In the April issue of Bike magazine, Simon Hargreaves examines the myth of the dyno. The rise of the the Dynojet Dynamometer provided a cheap, standard way to measure motorcycle horsepower, allowing a common manner to rate the impact of your performance tweak. Roll your bike up to the rollers, and wind it up to full throttle. Moments later, the dyno spits out a pretty graph with torque and horsepower. (I recall a sweaty, restless July night at Texas World Speedway, the motorsport jewel of the Bryan/College Station where my buddy and I parked the VW camper van next to the dyno. Yosh pipes howling through 100% throttle get old after about the 15th carb rejetting, but the dyno truck's jam box pumping out interstitial "Give It Away" got old after the 5th round. )

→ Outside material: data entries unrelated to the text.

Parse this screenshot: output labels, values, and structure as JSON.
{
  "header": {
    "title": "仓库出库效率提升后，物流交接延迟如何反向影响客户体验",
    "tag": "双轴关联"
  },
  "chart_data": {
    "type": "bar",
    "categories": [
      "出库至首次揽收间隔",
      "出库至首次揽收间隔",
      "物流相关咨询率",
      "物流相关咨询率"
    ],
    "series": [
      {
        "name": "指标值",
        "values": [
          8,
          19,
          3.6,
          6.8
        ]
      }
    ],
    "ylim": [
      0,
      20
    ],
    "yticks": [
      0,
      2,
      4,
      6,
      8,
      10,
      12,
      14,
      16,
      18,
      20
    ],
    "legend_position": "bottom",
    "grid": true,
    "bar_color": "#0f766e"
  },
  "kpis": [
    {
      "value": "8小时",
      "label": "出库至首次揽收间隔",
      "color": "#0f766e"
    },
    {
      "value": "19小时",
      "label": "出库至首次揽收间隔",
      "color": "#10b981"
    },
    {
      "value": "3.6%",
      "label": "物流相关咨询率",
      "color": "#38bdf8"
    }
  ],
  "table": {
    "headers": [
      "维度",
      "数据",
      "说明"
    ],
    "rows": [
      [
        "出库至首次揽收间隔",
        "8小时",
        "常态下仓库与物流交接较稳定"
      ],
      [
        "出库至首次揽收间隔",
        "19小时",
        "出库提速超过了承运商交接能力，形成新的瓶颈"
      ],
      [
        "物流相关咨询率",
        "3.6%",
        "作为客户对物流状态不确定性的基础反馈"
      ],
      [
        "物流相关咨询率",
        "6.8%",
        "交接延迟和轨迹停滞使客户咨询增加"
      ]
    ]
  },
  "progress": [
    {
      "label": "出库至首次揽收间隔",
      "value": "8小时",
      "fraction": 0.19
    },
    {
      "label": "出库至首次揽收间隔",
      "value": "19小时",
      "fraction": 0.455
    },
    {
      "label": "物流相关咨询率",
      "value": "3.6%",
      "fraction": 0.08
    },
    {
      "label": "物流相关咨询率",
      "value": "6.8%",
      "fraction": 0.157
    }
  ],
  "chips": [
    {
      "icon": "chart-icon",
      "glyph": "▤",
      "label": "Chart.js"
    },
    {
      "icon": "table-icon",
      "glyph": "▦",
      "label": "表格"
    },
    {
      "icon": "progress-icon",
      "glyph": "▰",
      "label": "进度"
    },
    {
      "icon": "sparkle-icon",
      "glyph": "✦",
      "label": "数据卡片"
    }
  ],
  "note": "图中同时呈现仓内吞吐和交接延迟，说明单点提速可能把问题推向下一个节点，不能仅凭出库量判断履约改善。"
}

None the less, Hargreaves cites the problem with a standard measure:
First, higher horsepower figures than the manufacturer next door sells more bikes than him, though - second - higher horsepower figures bring anti-biking legislation closer and closer, despite the fact that - third - accident figures aren't related to increased power, even though - fourth - the performance of your three 160hp models comfortably exceeds the ability of your customer to get anywhere near using it all without crashing.The answer is measuring 40% and 20% throttle as well. The nebulous corner exit power that was measured only in sphincter tension or nebulous terms like "grunt" and "oomphus" is now a value that can be colored red, blue or green and plotted on a pretty graph. And a telling graph it is, as the GSX-R1000 appears to have dropped power at 20% throttle (to reduce highsideability) while maintaining the pornographic 160hp at top.
So, the top number, the easy number, the number of honorable tradition, means less and less once it is maxed. The tweaks underneath where there, and important. But you are stuck with your gut feeling until you plot it with a pretty blue line.